CFAE are increasingly felt to be mechanistically non-specific, because electrograms in AF may poorly reflect local activation15 and because CFAE-algorithms vary16. CFAE ablation is often patchy and scattered, and while its impact on clinical rotors is unclear, in animal models such lesions destabilize rotors17 possibly by creating additional attractors. This adds to the concern that widespread ablation is pro-arrhythmic, also shown by the high incidence of atrial tachycardia after CFAE ablation in BOCA and STAR-AF2.

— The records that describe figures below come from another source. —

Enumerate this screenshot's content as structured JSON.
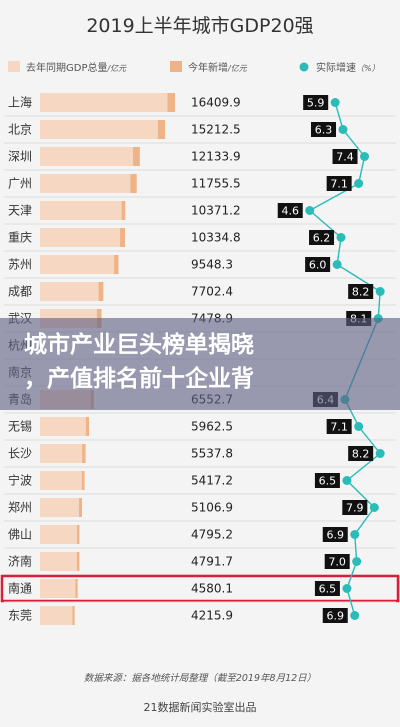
{
  "chart_data": {
    "type": "bar",
    "title": "2019上半年城市GDP20强",
    "legend": [
      {
        "label": "去年同期GDP总量",
        "unit": "/亿元",
        "color": "#f6d7c2"
      },
      {
        "label": "今年新增",
        "unit": "/亿元",
        "color": "#eeb487"
      },
      {
        "label": "实际增速",
        "unit": "（%）",
        "color": "#29bcb8"
      }
    ],
    "categories": [
      "上海",
      "北京",
      "深圳",
      "广州",
      "天津",
      "重庆",
      "苏州",
      "成都",
      "武汉",
      "杭州",
      "南京",
      "青岛",
      "无锡",
      "长沙",
      "宁波",
      "郑州",
      "佛山",
      "济南",
      "南通",
      "东莞"
    ],
    "gdp_total": [
      "16409.9",
      "15212.5",
      "12133.9",
      "11755.5",
      "10371.2",
      "10334.8",
      "9548.3",
      "7702.4",
      "7478.9",
      "",
      "",
      "6552.7",
      "5962.5",
      "5537.8",
      "5417.2",
      "5106.9",
      "4795.2",
      "4791.7",
      "4580.1",
      "4215.9"
    ],
    "growth_rate": [
      5.9,
      6.3,
      7.4,
      7.1,
      4.6,
      6.2,
      6.0,
      8.2,
      8.1,
      null,
      null,
      6.4,
      7.1,
      8.2,
      6.5,
      7.9,
      6.9,
      7.0,
      6.5,
      6.9
    ],
    "growth_rate_text": [
      "5.9",
      "6.3",
      "7.4",
      "7.1",
      "4.6",
      "6.2",
      "6.0",
      "8.2",
      "8.1",
      "",
      "",
      "6.4",
      "7.1",
      "8.2",
      "6.5",
      "7.9",
      "6.9",
      "7.0",
      "6.5",
      "6.9"
    ],
    "highlight": "南通",
    "bar_color_base": "#f6d7c2",
    "bar_color_new": "#eeb487",
    "line_color": "#29bcb8",
    "highlight_color": "#d81e3a",
    "source": "数据来源：据各地统计局整理（截至2019年8月12日）",
    "credit": "21数据新闻实验室出品"
  },
  "overlay": {
    "line1": "城市产业巨头榜单揭晓",
    "line2": "，产值排名前十企业背"
  }
}
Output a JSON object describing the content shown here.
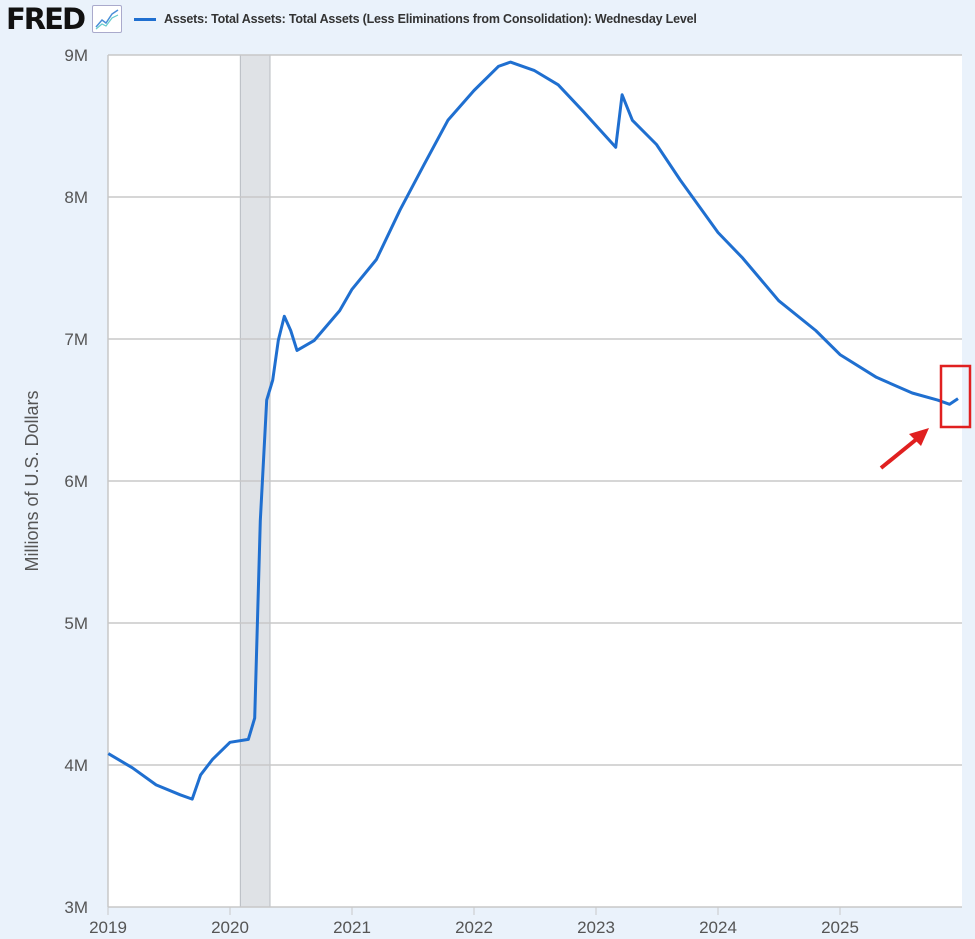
{
  "header": {
    "logo": "FRED",
    "legend_label": "Assets: Total Assets: Total Assets (Less Eliminations from Consolidation): Wednesday Level"
  },
  "colors": {
    "series": "#1f6fd0",
    "background": "#eaf2fb",
    "recession": "#dfe2e6",
    "annotation": "#e02020"
  },
  "chart_data": {
    "type": "line",
    "title": "",
    "xlabel": "",
    "ylabel": "Millions of U.S. Dollars",
    "xlim": [
      "2019-01-01",
      "2026-01-01"
    ],
    "ylim": [
      3000000,
      9000000
    ],
    "grid": true,
    "legend_placement": "top",
    "x_ticks": [
      "2019",
      "2020",
      "2021",
      "2022",
      "2023",
      "2024",
      "2025"
    ],
    "y_ticks": [
      {
        "value": 3000000,
        "label": "3M"
      },
      {
        "value": 4000000,
        "label": "4M"
      },
      {
        "value": 5000000,
        "label": "5M"
      },
      {
        "value": 6000000,
        "label": "6M"
      },
      {
        "value": 7000000,
        "label": "7M"
      },
      {
        "value": 8000000,
        "label": "8M"
      },
      {
        "value": 9000000,
        "label": "9M"
      }
    ],
    "recession": [
      "2020-02-01",
      "2020-04-30"
    ],
    "series": [
      {
        "x": [
          "2019-01-02",
          "2019-03-15",
          "2019-05-25",
          "2019-08-05",
          "2019-09-10",
          "2019-10-05",
          "2019-11-10",
          "2020-01-01",
          "2020-02-25",
          "2020-03-15",
          "2020-04-01",
          "2020-04-20",
          "2020-05-08",
          "2020-05-25",
          "2020-06-12",
          "2020-07-01",
          "2020-07-20",
          "2020-09-10",
          "2020-11-25",
          "2021-01-01",
          "2021-03-15",
          "2021-05-25",
          "2021-08-05",
          "2021-10-15",
          "2022-01-01",
          "2022-03-15",
          "2022-04-20",
          "2022-07-01",
          "2022-09-10",
          "2022-11-25",
          "2023-03-01",
          "2023-03-20",
          "2023-04-20",
          "2023-07-01",
          "2023-09-10",
          "2024-01-01",
          "2024-03-15",
          "2024-07-01",
          "2024-10-20",
          "2025-01-01",
          "2025-04-20",
          "2025-08-05",
          "2025-10-20",
          "2025-11-25",
          "2025-12-20"
        ],
        "y": [
          4080000,
          3980000,
          3860000,
          3790000,
          3760000,
          3930000,
          4040000,
          4160000,
          4180000,
          4330000,
          5720000,
          6570000,
          6710000,
          6990000,
          7160000,
          7060000,
          6920000,
          6990000,
          7200000,
          7350000,
          7560000,
          7910000,
          8230000,
          8540000,
          8750000,
          8920000,
          8950000,
          8890000,
          8790000,
          8600000,
          8350000,
          8720000,
          8540000,
          8370000,
          8120000,
          7750000,
          7570000,
          7270000,
          7060000,
          6890000,
          6730000,
          6620000,
          6570000,
          6540000,
          6580000
        ]
      }
    ]
  }
}
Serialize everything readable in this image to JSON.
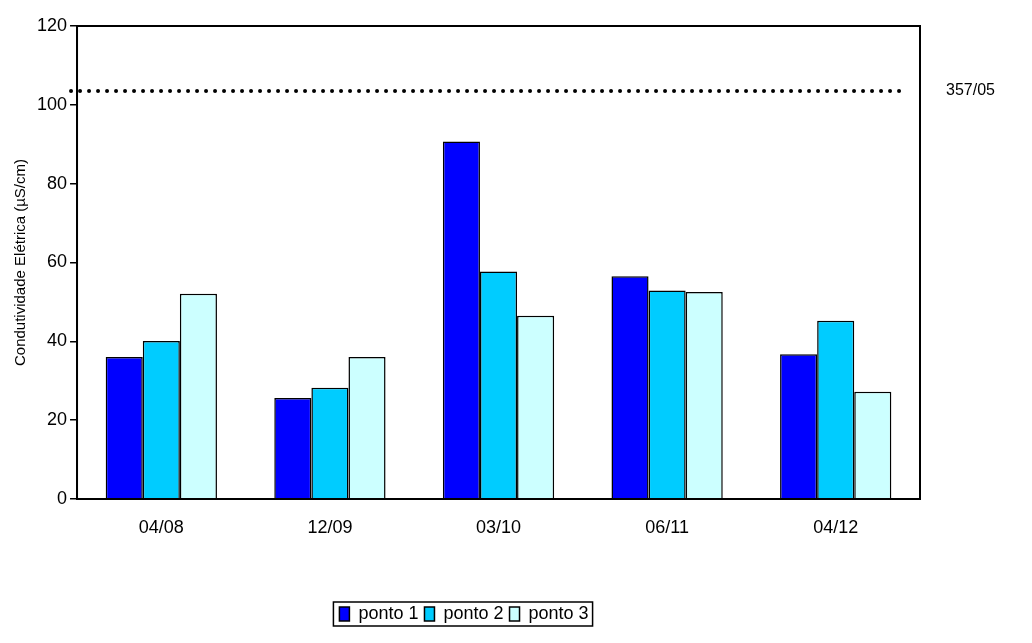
{
  "chart_data": {
    "type": "bar",
    "ylabel": "Condutividade Elétrica (µS/cm)",
    "categories": [
      "04/08",
      "12/09",
      "03/10",
      "06/11",
      "04/12"
    ],
    "series": [
      {
        "name": "ponto 1",
        "color": "#0000ff",
        "values": [
          36.0,
          25.6,
          90.7,
          56.5,
          36.7
        ]
      },
      {
        "name": "ponto 2",
        "color": "#00ccff",
        "values": [
          40.1,
          28.2,
          57.7,
          52.9,
          45.2
        ]
      },
      {
        "name": "ponto 3",
        "color": "#ccffff",
        "values": [
          52.1,
          36.0,
          46.5,
          52.5,
          27.2
        ]
      }
    ],
    "ylim": [
      0,
      120
    ],
    "yticks": [
      0,
      20,
      40,
      60,
      80,
      100,
      120
    ],
    "grid": false,
    "legend": "bottom",
    "ref_lines": [
      {
        "axis": "y",
        "value": 103.5,
        "line_style": "dotted",
        "color": "#000000"
      }
    ],
    "annotations": [
      "357/05"
    ]
  }
}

The Path Forwards: Patient-Specific Mapping of AF
Given ample evidence that “less is more” in AF ablation, is there a way to improve the current 50–60% success? A nihilistic view – that outcomes cannot be improved – is at odds with abundant anecdotes of success when ablating AF outside the PVs. To solidify these anecdotes into “personalized ablation”, a promising approach is to target ablation to mapped AF mechanisms in each patient. Wide area basket mapping shows that AF is often maintained by stable rotors and focal sources10, with similarities to recent human optical mapping studies12, whose ablation is promising in multicenter non-randomized studies18. While AF sources have been questioned, those studies had issues such as atrial cycle lengths of 250–500ms (dominant frequencies 2–4 Hz) in many patients ostensibly with AF and analysis of unipolar signals using indices designed for bipolar signals (Shannon's entropy)19, or mapped very small areas8. Recent data showing how localized ablation can terminate AF rotors, by interacting with non-uniformities in remodeled atria, explain and thus strengthen the results of AF source ablation20. At the other end of the spectrum, it has been proposed that debulking should be further extended – such as by posterior LA wall ablation. Limitations of this approach include the fact that recurrences still occur, that targeting right atrial sources will require essentially bi-atrial obliteration, and a risk of sequelae including but not limited to stiff left atrial syndrome.
Conclusions
The BOCA trial shows that non-targeted debulking of atrial tissue, based on early assumptions that AF is a random process, has repeatedly failed to advance patient outcomes. A promising emerging direction, based on mounting evidence that human AF is sustained by localized sources in both atria, is to personalize ablation based on map guided mechanisms. It is time to translate decades of basic and translational science to the bedside to improve AF ablation – our field requires it and our patients demand it.
Acknowledgments
Dr. Zaman was supported by the Fulbright Commission and British Heart Foundation (FS/14/46/30907). Dr. Narayan was supported in part by grants from the NIH (R01 HL 83359, K24 HL103800). Dr. Narayan reports being co-inventor on intellectual property owned by the University of California and licensed to Topera Medical, Inc., in which he has held equity. Dr. Narayan reports having received consulting fees from the American College of Cardiology, Medtronic, St. Jude Medical, UpToDate and Janssen Pharmaceuticals.
Footnotes
Conflict of Interest Disclosures: Dr. Zaman reports no conflicts.